廊下の壁に掛かっていたのは、絵画ではなくカラー写真だった(十九世紀には白黒写真しか存在しませんでした)。
室内のガラス板には、遠方で上演されている芝居が映る。電波ではなくケーブルとミラーの反射によるものとシステムが説明されているが、これはもう現代のテレビジョンそのもの。
……といった具合に未来社会が描写されるうちに、ギブソンとアダムズはお互いにゴルフ好きであることを知り、意気投合。翌日、コースでプレーすることになった。
プレーの場所はセントアンドルーズ。ずいぶんと遠くだが、地下を走る管状トンネル鉄道のおかげで、グレートブリテン島の端から端まで三十分で行ける時代になっていた。
改札からエレベーターになっている部屋で降下すると、そこは長い部屋。ギブソンがいつまで待てばいいのだろうと思っていると、エレベーターで新たな客がやって来る。
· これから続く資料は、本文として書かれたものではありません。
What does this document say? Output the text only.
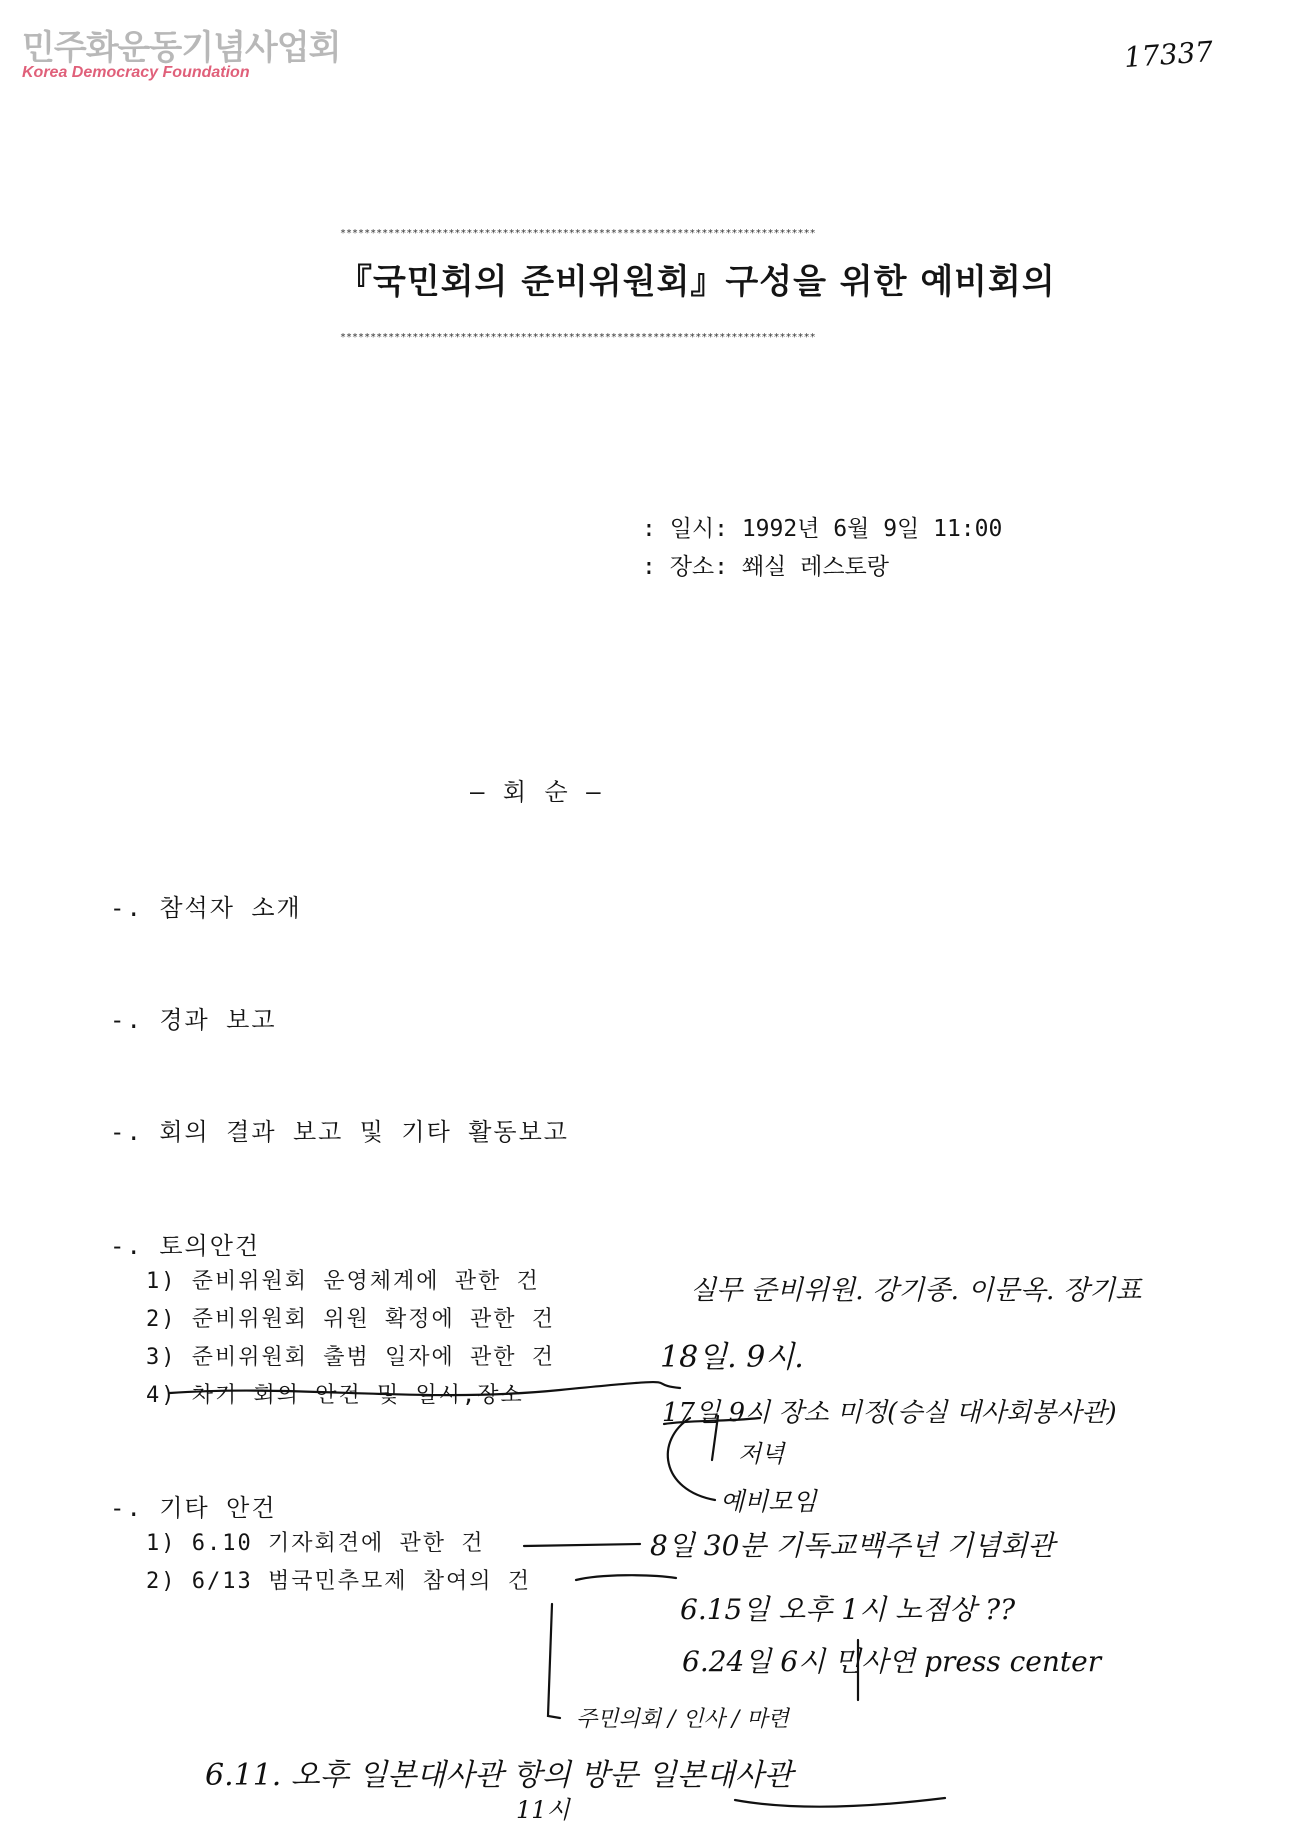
민주화운동기념사업회
Korea Democracy Foundation	17337
*******************************************************************************
『국민회의 준비위원회』구성을 위한 예비회의
*******************************************************************************
: 일시: 1992년 6월 9일 11:00
: 장소: 쐐실 레스토랑
— 회 순 —
-. 참석자 소개
-. 경과 보고
-. 회의 결과 보고 및 기타 활동보고
-. 토의안건
1) 준비위원회 운영체계에 관한 건
2) 준비위원회 위원 확정에 관한 건
3) 준비위원회 출범 일자에 관한 건
4) 차기 회의 안건 및 일시,장소
-. 기타 안건
1) 6.10 기자회견에 관한 건
2) 6/13 범국민추모제 참여의 건
실무 준비위원. 강기종. 이문옥. 장기표
18일. 9시.
17일 9시 장소 미정(승실 대사회봉사관)
저녁
예비모임
8일 30분 기독교백주년 기념회관
6.15일 오후 1시 노점상 ??
6.24일 6시 민사연 press center
주민의회 / 인사 / 마련
6.11. 오후 일본대사관 항의 방문 일본대사관
11시
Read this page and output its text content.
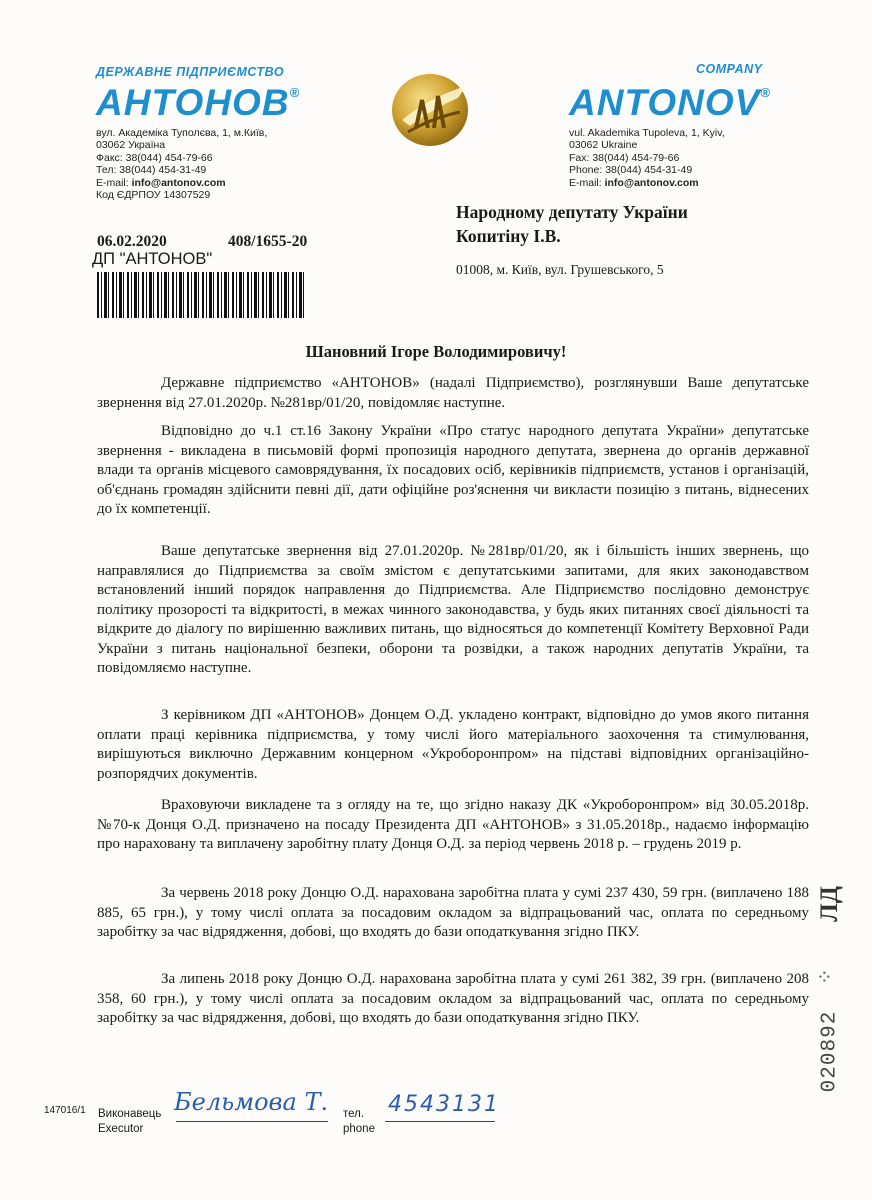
ДЕРЖАВНЕ ПІДПРИЄМСТВО
АНТОНОВ®
вул. Академіка Туполєва, 1, м.Київ,
03062 Україна
Факс: 38(044) 454-79-66
Тел: 38(044) 454-31-49
E-mail: info@antonov.com
Код ЄДРПОУ 14307529
COMPANY
ANTONOV®
vul. Akademika Tupoleva, 1, Kyiv,
03062 Ukraine
Fax: 38(044) 454-79-66
Phone: 38(044) 454-31-49
E-mail: info@antonov.com
Народному депутату України
Копитіну І.В.
01008, м. Київ, вул. Грушевського, 5
06.02.2020	408/1655-20
ДП "АНТОНОВ"
Шановний Ігоре Володимировичу!
Державне підприємство «АНТОНОВ» (надалі Підприємство), розглянувши Ваше депутатське звернення від 27.01.2020р. №281вр/01/20, повідомляє наступне.
Відповідно до ч.1 ст.16 Закону України «Про статус народного депутата України» депутатське звернення - викладена в письмовій формі пропозиція народного депутата, звернена до органів державної влади та органів місцевого самоврядування, їх посадових осіб, керівників підприємств, установ і організацій, об'єднань громадян здійснити певні дії, дати офіційне роз'яснення чи викласти позицію з питань, віднесених до їх компетенції.
Ваше депутатське звернення від 27.01.2020р. №281вр/01/20, як і більшість інших звернень, що направлялися до Підприємства за своїм змістом є депутатськими запитами, для яких законодавством встановлений інший порядок направлення до Підприємства. Але Підприємство послідовно демонструє політику прозорості та відкритості, в межах чинного законодавства, у будь яких питаннях своєї діяльності та відкрите до діалогу по вирішенню важливих питань, що відносяться до компетенції Комітету Верховної Ради України з питань національної безпеки, оборони та розвідки, а також народних депутатів України, та повідомляємо наступне.
З керівником ДП «АНТОНОВ» Донцем О.Д. укладено контракт, відповідно до умов якого питання оплати праці керівника підприємства, у тому числі його матеріального заохочення та стимулювання, вирішуються виключно Державним концерном «Укроборонпром» на підставі відповідних організаційно-розпорядчих документів.
Враховуючи викладене та з огляду на те, що згідно наказу ДК «Укроборонпром» від 30.05.2018р. №70-к Донця О.Д. призначено на посаду Президента ДП «АНТОНОВ» з 31.05.2018р., надаємо інформацію про нараховану та виплачену заробітну плату Донця О.Д. за період червень 2018 р. – грудень 2019 р.
За червень 2018 року Донцю О.Д. нарахована заробітна плата у сумі 237 430, 59 грн. (виплачено 188 885, 65 грн.), у тому числі оплата за посадовим окладом за відпрацьований час, оплата по середньому заробітку за час відрядження, добові, що входять до бази оподаткування згідно ПКУ.
За липень 2018 року Донцю О.Д. нарахована заробітна плата у сумі 261 382, 39 грн. (виплачено 208 358, 60 грн.), у тому числі оплата за посадовим окладом за відпрацьований час, оплата по середньому заробітку за час відрядження, добові, що входять до бази оподаткування згідно ПКУ.
ЛД
⁘
020892
147016/1 Виконавець
Executor
Бельмова Т. тел.
phone
4543131
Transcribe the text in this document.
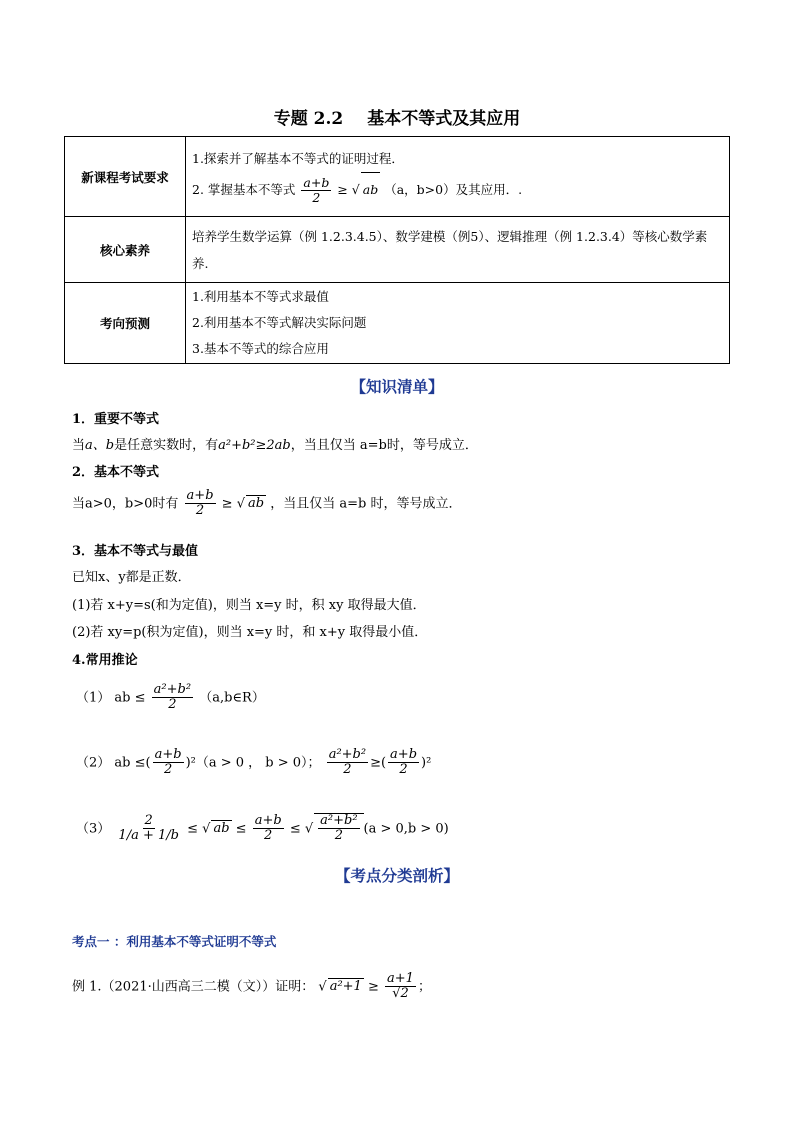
专题 2.2 基本不等式及其应用
新课程考试要求	1.探索并了解基本不等式的证明过程．
2. 掌握基本不等式 $\frac{a+b}{2}$ ≥ √ ab （a，b>0）及其应用．.

核心素养	培养学生数学运算（例 1.2.3.4.5）、数学建模（例5）、逻辑推理（例 1.2.3.4）等核心数学素养.

考向预测	1.利用基本不等式求最值
2.利用基本不等式解决实际问题
3.基本不等式的综合应用
【知识清单】
1．重要不等式
当a、b是任意实数时，有a²+b²≥2ab，当且仅当 a=b时，等号成立．
2．基本不等式
当a>0，b>0时有 $\frac{a+b}{2}$ ≥ √ ab ，当且仅当 a=b 时，等号成立．
3．基本不等式与最值
已知x、y都是正数．
(1)若 x+y=s(和为定值)，则当 x=y 时，积 xy 取得最大值．
(2)若 xy=p(积为定值)，则当 x=y 时，和 x+y 取得最小值．
4.常用推论
（1） ab ≤ $\frac{\text{a²+b²}}{2}$ （a,b∈R）
（2） ab ≤( $\frac{a+b}{2} )^2(a > 0$ ， b > 0）； $\frac{\text{a²+b²}}{2}$ ≥( $\frac{a+b}{2} )^2$
$(3) \frac{2}{1/a + 1/b}$ ≤ √ ab ≤ $\frac{a+b}{2}$ ≤ √ $\frac{\text{a²+b²}}{2} (a > 0,b > 0)$
【考点分类剖析】
考点一 ：利用基本不等式证明不等式
例 1.（2021·山西高三二模（文））证明： √ $a^2+1 \ge \frac{a+1}{√2}$ ；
ふと気づくと、表示が「エディンバラ」となっている。つまりその部屋が列車であり、知らぬまにスコットランドまで移動していたのである!
セントアンドルーズに到着し、いよいよ未来のゴルフがスタートする。キャディーは機械仕掛けになっており、自動的にプレーヤーを追いかけ、ゴルフクラブを運んでくれる。
ギブソンがスイングすると、着ていたジャケットが自動的に「フォアー」と叫び、ミスショットしてしまう(「フォアー」というのは、飛んだボールに注意するよう呼びかける言葉)。
ゴルフクラブも未来的なものとなっており、ダイヤルが付いていて打数や飛距離を記録してくれるものや、二面のフェースがついていてバンカーから脱出し易くなっている九番アイアンなど、様々だ。後には、グリップの後ろの数字で転がる距離を調節できるパター、なんてのも出てきます。
先述のミラー・システムによって、リアルタイムでゴルフの試合を遠方で観戦することもできる。
プレーが終了し、未来描写がまたゴルフ以外のものへと戻る。人工降雨によって雨を降らせたり止ませたりすることができるとか、大西洋横断海底鉄道によってロンドンからニューヨークまで二時間三十二分で行くことができるようになったとか。
またアダムズの妹が登場し、女性が男性と同じような服装をしていることや、女性が働くようになっていることが明かされる(ヴィクトリア朝英国において、女性が働くのは基本的に下層階級だけだったのだ)。アダムズの妹は、下院議員をしていた。女性が働いてくれるおかげで、男性はゴルフ三昧していられる、というわけ。
静止画ではなく動画の人物像まで飾られていたり、本土から島へ行くのはアトラクションのようなウォーターシューターだったり。
挙句の果てには、未来社会では戦争の代わりにゴルフの対抗戦が行われているのだった。
一応念のために言っておくと、「全部主人公の夢でした」というオチではありませんので、ご安心を。
なかなか正確に未来予測をしていて驚かせられる部分もあれば、奇想天外な微笑ましい部分(特にゴルフ関係)もあり、実に楽しませてくれる。「SF」という用語すらない「科学ロマンス」の時代に、既にこんなSF奇書があったということが分かり、わたしとしては非常に嬉しい。